SELECT first_name, last_name
FROM singers
WHERE id NOT IN (SELECT singer_id FROM albums);
first_name | last_name
------------+-----------
Frank | Sinatra
(1 row)
Here, the sub-query returns a list of id values from the singer_id
column of the albums
table. We can then query the singers
table for any row where the id
is not in that list.
Connect to the ls_burger
database. Return a list of all orders and their associated product items.
SELECT orders.*, products.*
FROM orders JOIN order_items
ON orders.id = order_items.order_id
JOIN products
ON order_items.product_id = products.id;
id | customer_id | order_status | id | product_name | product_cost | product_type | product_loyalty_points
----+-------------+--------------+----+-------------------------+--------------+--------------+------------------------
1 | 1 | In Progress | 3 | LS Chicken Burger | 4.50 | Burger | 20
1 | 1 | In Progress | 5 | Fries | 1.20 | Side | 3
1 | 1 | In Progress | 6 | Onion Rings | 1.50 | Side | 5
1 | 1 | In Progress | 8 | Lemonade | 1.50 | Drink | 5
2 | 2 | Placed | 2 | LS Cheeseburger | 3.50 | Burger | 15
2 | 2 | Placed | 5 | Fries | 1.20 | Side | 3
2 | 2 | Placed | 7 | Cola | 1.50 | Drink | 5
3 | 2 | Complete | 4 | LS Double Deluxe Burger | 6.00 | Burger | 30
3 | 2 | Complete | 2 | LS Cheeseburger | 3.50 | Burger | 15
3 | 2 | Complete | 5 | Fries | 1.20 | Side | 3
3 | 2 | Complete | 5 | Fries | 1.20 | Side | 3
3 | 2 | Complete | 6 | Onion Rings | 1.50 | Side | 5
3 | 2 | Complete | 10 | Chocolate Shake | 2.00 | Drink | 7
3 | 2 | Complete | 9 | Vanilla Shake | 2.00 | Drink | 7
4 | 3 | Placed | 1 | LS Burger | 3.00 | Burger | 10
4 | 3 | Placed | 5 | Fries | 1.20 | Side | 3
(16 rows)
Return the id of any order that includes Fries. Use table aliasing in your query.
SELECT o.id
FROM orders AS o JOIN order_items AS oi
ON o.id = oi.order_id
JOIN products AS p
ON oi.product_id = p.id
WHERE p.product_name = 'Fries';
id
----
1
2
3
3
4
(5 rows)
Build on the query from the previous question to return the name of any customer who ordered fries. Return this in a column called 'Customers who like Fries'. Don't repeat the same customer name more than once in the results.

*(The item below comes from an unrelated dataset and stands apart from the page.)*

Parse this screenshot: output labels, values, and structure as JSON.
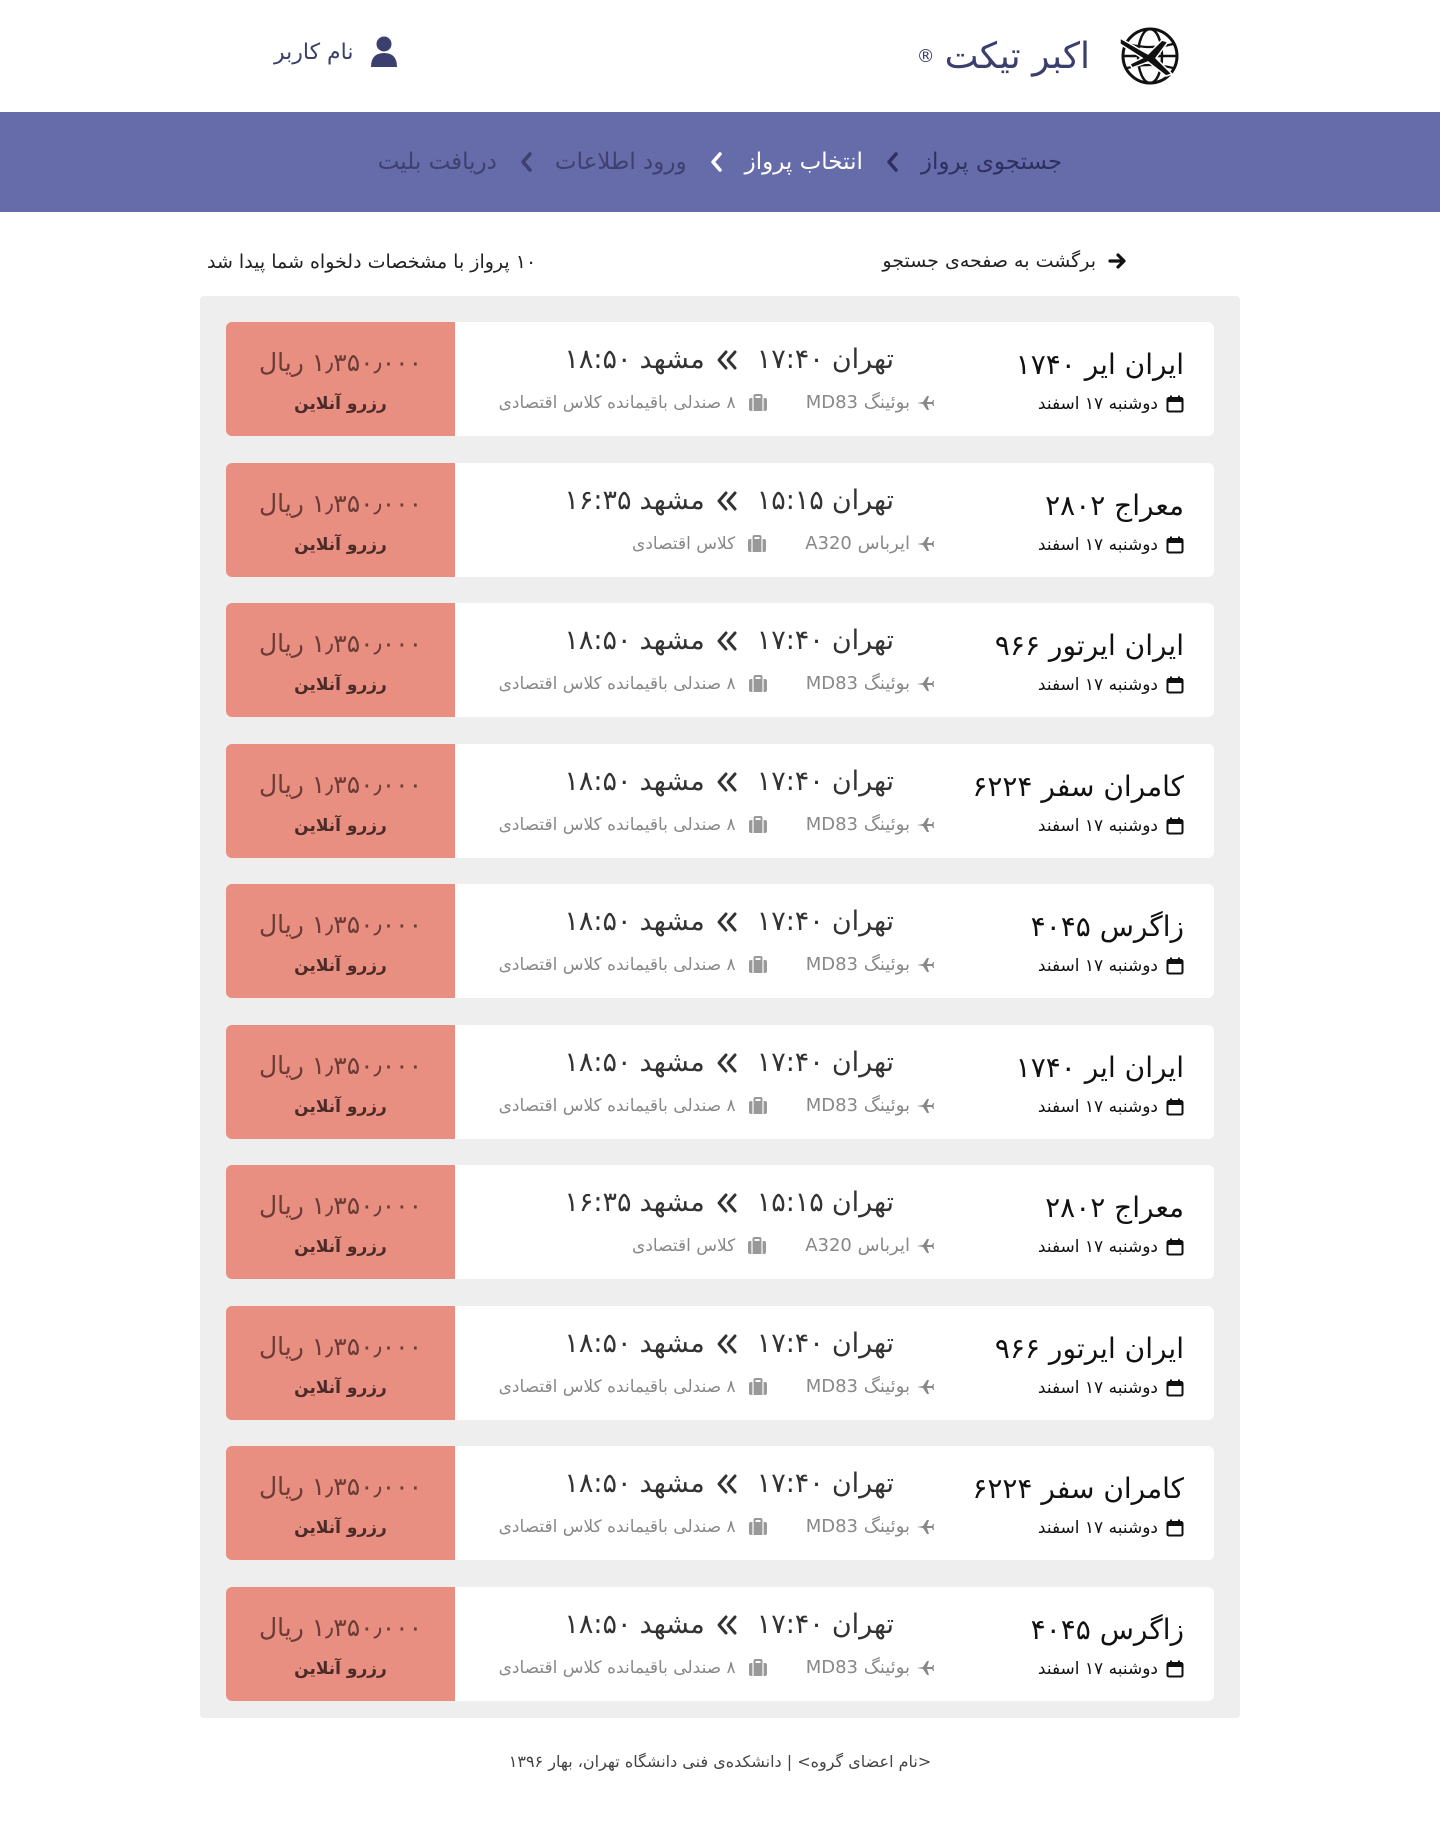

SELECT DISTINCT c.customer_name AS "Customers who like Fries"
FROM customers AS c JOIN orders as o
ON c.id = o.customer_id
JOIN order_items AS oi
ON o.id = oi.order_id
JOIN products AS p
ON oi.product_id = p.id
WHERE p.product_name = 'Fries';
Customers who like Fries
--------------------------
Natasha O'Shea
Aaron Muller
James Bergman
(3 rows)
Write a query to return the total cost of Natasha O'Shea's orders.

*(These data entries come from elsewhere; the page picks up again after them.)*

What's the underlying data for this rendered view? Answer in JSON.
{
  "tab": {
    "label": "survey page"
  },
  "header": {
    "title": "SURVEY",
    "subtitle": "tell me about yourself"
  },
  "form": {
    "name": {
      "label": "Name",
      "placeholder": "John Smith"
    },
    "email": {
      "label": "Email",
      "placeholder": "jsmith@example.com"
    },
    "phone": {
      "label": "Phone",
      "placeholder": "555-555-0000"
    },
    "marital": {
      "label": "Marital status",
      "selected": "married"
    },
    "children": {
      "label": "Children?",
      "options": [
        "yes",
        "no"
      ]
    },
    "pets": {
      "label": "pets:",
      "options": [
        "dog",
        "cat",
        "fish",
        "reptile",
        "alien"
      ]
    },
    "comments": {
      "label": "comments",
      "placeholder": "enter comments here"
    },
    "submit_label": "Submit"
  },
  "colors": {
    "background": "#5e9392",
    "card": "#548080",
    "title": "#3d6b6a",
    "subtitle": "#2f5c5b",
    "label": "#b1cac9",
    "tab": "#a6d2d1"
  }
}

SELECT sum(p.product_cost)
FROM customers AS c JOIN orders as o
ON c.id = o.customer_id
JOIN order_items AS oi
ON o.id = oi.order_id
JOIN products AS p
ON oi.product_id = p.id
WHERE c.customer_name = 'Natasha O''Shea';
sum
-------
23.60
(1 row)
Write a query to return the name of every product included in an order alongside the number of times it has been ordered. Sort the results by product name, ascending.

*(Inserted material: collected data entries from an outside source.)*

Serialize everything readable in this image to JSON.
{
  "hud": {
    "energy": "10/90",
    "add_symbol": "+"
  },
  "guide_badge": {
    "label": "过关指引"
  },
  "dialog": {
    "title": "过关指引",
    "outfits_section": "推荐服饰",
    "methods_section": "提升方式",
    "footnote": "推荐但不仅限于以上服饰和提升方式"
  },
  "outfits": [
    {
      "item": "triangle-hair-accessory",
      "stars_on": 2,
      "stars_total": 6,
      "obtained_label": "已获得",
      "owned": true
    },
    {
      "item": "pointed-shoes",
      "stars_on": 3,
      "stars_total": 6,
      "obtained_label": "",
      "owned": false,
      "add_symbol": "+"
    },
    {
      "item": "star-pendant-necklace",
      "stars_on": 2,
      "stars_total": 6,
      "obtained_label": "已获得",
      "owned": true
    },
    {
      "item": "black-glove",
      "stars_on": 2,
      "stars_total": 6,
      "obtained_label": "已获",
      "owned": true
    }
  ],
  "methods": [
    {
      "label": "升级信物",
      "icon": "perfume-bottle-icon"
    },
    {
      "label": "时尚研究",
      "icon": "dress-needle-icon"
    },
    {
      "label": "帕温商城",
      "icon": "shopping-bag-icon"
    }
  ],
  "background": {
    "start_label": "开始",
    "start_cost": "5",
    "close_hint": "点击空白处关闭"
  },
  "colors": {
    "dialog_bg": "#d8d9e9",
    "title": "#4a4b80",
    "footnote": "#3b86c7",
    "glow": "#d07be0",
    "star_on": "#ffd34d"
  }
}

SELECT p.product_name, COUNT(oi.id)
FROM products AS p JOIN order_items AS oi
ON p.id = oi.product_id
GROUP BY p.product_name
ORDER BY p.product_name ASC;
product_name | count
-------------------------+-------
Chocolate Shake | 1
Cola | 1
Fries | 5
Lemonade | 1
LS Burger | 1
LS Cheeseburger | 2
LS Chicken Burger | 1
LS Double Deluxe Burger | 1
Onion Rings | 2
Vanilla Shake | 1
(10 rows)
Here we use the count()
function along with a GROUP BY
clause to count the order rows in each product name grouping.